Hey there! I'll be trying to maintain a journal here of my fish family. I started a few weeks ago with my first tank since years, bought a few fish and my betta's and by now I have three tanks. 

Here's my current setting. I'm still working on all three and keep trying to find better alternatives. 

*Main Tank *(+ betta breeding tank) 









*Breeding Tank *currently with babies born this weekend from my HM male and VT female. On this picture I hadn't cleaned it yet (male was just removed) but I clean it every day now. 










*Secondary Tank* - This tank is for my second male betta, a black CT. I'm still looking for a name for this little guy. 
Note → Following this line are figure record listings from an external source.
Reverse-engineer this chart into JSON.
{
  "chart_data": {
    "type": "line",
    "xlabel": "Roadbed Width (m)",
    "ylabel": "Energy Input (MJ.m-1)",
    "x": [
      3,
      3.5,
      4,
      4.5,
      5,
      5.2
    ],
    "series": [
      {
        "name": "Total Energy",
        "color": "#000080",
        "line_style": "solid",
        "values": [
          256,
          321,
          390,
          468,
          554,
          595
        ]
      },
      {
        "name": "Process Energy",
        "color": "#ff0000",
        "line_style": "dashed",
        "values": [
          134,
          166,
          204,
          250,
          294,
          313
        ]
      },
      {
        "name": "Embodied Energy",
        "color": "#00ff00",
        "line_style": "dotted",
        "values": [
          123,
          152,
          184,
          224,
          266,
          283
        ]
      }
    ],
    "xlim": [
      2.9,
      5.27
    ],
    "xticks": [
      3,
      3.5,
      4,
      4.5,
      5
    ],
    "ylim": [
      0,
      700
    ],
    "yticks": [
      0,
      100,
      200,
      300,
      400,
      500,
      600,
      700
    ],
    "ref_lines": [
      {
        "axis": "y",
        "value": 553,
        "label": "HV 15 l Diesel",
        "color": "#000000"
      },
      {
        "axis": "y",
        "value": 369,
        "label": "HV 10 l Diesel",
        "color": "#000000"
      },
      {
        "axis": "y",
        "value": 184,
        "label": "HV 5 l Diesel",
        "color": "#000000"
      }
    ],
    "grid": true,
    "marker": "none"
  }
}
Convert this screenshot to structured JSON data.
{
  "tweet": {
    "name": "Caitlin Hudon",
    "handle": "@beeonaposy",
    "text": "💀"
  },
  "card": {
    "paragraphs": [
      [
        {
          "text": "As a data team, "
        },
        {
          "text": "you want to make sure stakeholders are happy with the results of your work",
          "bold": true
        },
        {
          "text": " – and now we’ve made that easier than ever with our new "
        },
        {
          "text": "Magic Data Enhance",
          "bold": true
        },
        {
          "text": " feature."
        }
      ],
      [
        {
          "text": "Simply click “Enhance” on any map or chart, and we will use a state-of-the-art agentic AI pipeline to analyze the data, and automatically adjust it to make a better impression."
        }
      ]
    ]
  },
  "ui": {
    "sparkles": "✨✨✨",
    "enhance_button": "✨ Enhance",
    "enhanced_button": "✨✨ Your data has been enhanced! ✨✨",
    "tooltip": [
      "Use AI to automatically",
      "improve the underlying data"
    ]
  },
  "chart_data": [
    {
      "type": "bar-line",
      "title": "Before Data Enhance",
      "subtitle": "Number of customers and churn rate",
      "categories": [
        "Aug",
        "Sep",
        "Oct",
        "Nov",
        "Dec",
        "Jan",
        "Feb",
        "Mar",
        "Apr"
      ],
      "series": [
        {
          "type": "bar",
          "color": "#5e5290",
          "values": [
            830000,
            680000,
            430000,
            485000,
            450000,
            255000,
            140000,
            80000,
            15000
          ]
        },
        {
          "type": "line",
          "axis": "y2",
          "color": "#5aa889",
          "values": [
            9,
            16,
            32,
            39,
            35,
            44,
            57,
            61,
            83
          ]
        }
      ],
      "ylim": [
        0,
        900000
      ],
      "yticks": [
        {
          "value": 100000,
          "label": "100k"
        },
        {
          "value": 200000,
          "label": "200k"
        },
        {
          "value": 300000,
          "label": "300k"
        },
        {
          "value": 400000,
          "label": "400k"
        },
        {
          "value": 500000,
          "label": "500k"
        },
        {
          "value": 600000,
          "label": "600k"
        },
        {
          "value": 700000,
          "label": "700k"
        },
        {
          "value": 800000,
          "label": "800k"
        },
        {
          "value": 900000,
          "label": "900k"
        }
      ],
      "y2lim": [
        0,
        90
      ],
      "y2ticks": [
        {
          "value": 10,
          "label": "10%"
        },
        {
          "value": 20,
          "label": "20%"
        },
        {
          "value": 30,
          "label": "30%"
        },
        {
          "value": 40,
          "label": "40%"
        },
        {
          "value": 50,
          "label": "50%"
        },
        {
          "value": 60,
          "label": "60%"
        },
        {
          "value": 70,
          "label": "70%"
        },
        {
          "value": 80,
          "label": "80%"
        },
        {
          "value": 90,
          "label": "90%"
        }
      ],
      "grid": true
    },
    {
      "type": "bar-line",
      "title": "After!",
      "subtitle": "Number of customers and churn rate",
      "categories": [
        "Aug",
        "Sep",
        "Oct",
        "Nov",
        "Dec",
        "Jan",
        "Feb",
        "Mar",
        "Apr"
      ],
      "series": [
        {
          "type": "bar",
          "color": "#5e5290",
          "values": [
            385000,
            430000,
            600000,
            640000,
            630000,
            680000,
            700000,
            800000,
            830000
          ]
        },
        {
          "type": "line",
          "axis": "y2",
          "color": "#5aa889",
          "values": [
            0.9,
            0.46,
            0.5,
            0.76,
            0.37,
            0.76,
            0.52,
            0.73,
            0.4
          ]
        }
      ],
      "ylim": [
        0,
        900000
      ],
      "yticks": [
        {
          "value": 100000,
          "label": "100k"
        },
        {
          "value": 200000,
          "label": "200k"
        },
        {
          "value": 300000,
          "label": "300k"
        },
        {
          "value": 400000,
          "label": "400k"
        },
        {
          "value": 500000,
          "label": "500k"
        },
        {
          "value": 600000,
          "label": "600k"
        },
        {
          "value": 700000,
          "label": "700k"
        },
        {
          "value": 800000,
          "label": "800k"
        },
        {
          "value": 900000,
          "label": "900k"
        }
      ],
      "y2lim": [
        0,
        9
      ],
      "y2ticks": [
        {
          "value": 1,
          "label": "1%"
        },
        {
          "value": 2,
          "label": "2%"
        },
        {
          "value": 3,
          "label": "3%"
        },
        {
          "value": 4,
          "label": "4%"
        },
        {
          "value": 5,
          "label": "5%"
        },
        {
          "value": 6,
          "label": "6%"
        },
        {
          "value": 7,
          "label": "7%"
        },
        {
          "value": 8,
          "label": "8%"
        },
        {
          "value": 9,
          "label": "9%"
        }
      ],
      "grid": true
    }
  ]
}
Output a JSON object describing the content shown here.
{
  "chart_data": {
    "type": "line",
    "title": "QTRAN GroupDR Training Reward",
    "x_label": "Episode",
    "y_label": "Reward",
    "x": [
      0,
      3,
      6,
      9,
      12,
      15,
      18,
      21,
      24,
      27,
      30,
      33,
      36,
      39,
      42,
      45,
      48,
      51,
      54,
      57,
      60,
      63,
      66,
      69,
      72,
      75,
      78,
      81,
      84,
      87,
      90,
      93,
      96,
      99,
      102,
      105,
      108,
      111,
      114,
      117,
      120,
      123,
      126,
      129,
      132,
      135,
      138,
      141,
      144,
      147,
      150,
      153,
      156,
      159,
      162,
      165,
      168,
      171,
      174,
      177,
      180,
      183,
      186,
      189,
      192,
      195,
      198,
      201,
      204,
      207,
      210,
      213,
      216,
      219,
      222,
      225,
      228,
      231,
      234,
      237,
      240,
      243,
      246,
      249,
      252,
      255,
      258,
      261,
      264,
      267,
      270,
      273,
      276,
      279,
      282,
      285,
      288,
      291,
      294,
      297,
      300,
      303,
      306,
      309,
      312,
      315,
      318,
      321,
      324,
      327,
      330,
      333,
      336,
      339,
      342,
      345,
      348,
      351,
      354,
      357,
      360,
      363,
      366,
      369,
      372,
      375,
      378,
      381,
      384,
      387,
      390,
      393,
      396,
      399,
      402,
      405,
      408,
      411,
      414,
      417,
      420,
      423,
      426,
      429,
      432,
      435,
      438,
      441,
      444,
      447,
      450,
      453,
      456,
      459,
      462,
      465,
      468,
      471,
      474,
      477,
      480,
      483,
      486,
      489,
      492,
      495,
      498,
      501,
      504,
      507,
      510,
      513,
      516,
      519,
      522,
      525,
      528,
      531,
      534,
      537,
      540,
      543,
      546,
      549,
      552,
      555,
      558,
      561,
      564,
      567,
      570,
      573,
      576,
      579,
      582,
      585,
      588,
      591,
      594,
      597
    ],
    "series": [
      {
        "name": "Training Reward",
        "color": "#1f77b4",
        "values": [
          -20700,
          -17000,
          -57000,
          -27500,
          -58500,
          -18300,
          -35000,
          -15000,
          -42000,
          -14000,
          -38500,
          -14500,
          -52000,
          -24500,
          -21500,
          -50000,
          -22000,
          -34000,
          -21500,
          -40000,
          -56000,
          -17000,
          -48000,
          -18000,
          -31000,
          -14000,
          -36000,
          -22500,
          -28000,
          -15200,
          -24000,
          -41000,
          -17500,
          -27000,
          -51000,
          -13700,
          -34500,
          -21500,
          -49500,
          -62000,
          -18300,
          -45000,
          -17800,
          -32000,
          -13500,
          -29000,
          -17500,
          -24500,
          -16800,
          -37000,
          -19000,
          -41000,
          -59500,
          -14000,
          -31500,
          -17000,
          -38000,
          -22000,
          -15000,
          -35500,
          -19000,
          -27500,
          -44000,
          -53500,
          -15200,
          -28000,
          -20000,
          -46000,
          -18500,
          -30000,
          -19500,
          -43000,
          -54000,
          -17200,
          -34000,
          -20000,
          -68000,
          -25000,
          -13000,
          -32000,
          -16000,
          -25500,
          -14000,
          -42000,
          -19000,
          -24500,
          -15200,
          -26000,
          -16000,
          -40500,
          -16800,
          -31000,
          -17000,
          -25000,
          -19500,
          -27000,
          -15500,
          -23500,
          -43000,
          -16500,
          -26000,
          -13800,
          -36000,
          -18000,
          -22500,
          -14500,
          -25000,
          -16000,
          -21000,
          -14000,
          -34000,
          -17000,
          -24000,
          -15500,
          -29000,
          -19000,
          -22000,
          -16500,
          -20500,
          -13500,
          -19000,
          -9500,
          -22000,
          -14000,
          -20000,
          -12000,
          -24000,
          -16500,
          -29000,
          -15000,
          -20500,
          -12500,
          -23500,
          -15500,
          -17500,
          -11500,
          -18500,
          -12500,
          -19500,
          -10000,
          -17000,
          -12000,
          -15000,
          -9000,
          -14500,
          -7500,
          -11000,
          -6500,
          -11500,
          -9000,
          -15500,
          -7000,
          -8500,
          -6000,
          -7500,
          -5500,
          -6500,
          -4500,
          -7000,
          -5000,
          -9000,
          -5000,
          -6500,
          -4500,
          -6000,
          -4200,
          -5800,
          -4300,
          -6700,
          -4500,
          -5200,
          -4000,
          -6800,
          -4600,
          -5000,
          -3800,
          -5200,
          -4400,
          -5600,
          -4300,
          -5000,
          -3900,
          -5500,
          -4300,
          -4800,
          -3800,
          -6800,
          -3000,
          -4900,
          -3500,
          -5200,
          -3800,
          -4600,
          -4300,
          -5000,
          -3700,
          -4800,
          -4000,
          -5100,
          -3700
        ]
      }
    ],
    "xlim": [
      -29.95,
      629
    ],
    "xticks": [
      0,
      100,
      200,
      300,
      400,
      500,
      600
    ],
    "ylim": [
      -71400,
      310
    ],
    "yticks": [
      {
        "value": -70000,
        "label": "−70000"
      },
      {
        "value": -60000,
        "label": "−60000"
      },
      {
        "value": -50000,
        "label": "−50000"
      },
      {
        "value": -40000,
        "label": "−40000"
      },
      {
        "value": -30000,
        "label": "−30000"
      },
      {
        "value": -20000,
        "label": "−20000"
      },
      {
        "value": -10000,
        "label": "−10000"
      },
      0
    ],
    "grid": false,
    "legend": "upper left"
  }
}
Beside these three I have a spare tank in case there's a new fish and/or illness. Also if I really have a baby outbreak (I'm planning on maintaining this, though) I could use this. 

*The Fish
*_Note: sadly the female betta's mostly have damaged fins. I bought them like this. They are recovering well! I don't have pictures of all my fish yet either. 

_The main tank has various fish, like two rainbow sharks (a youngster and a big albino) tetra's, and some danio's. Also, the betta's that aren't breeding currently reside here with my first male, Ishmael. 

The tetra's and my two rainbow sharks: 




























The albino has the personality of an old grumpy man trying to chase youngsters (tetra's) out of his yard. It's always very amusing to watch the fish be fishing about. The young rainbow shark stalks the bigger one, even though the feeling isn't very mutual. 

I have two male betta's and 6 females (a bit much, maybe? However, I do make sure it's not too crowded for them - all my betta's have found their own place in the tanks by now). 

The black male, CT. 
Sadly his face is blurred :c









Ishmael, my favourite boy. 










Some females: 




























(I'll have photo's of all of them later)

And the *babies*! This picture was taken a few days ago. 










This thread might also be a little for me to look back on how I started and if I've improved or to see, if anything might go wrong, what I can do better. I hope you all like my fish as much as I do!


----------



## Ishmael (Sep 30, 2015)

Because I like him so much, here's a bit more of Ishmael: 

He's a very cool fish, always minding his own business and being lazy










Sometimes I just like looking at his fins.










He seems particularly attached to this ornament. This also makes that if he moves tanks (like recently, after he cared for the babies back to the main tank) I just move this piece with him or he'll sulk on his plant all day long. 










And the other male's favourite hobby is blowing bubbles for his nest all day long...


----------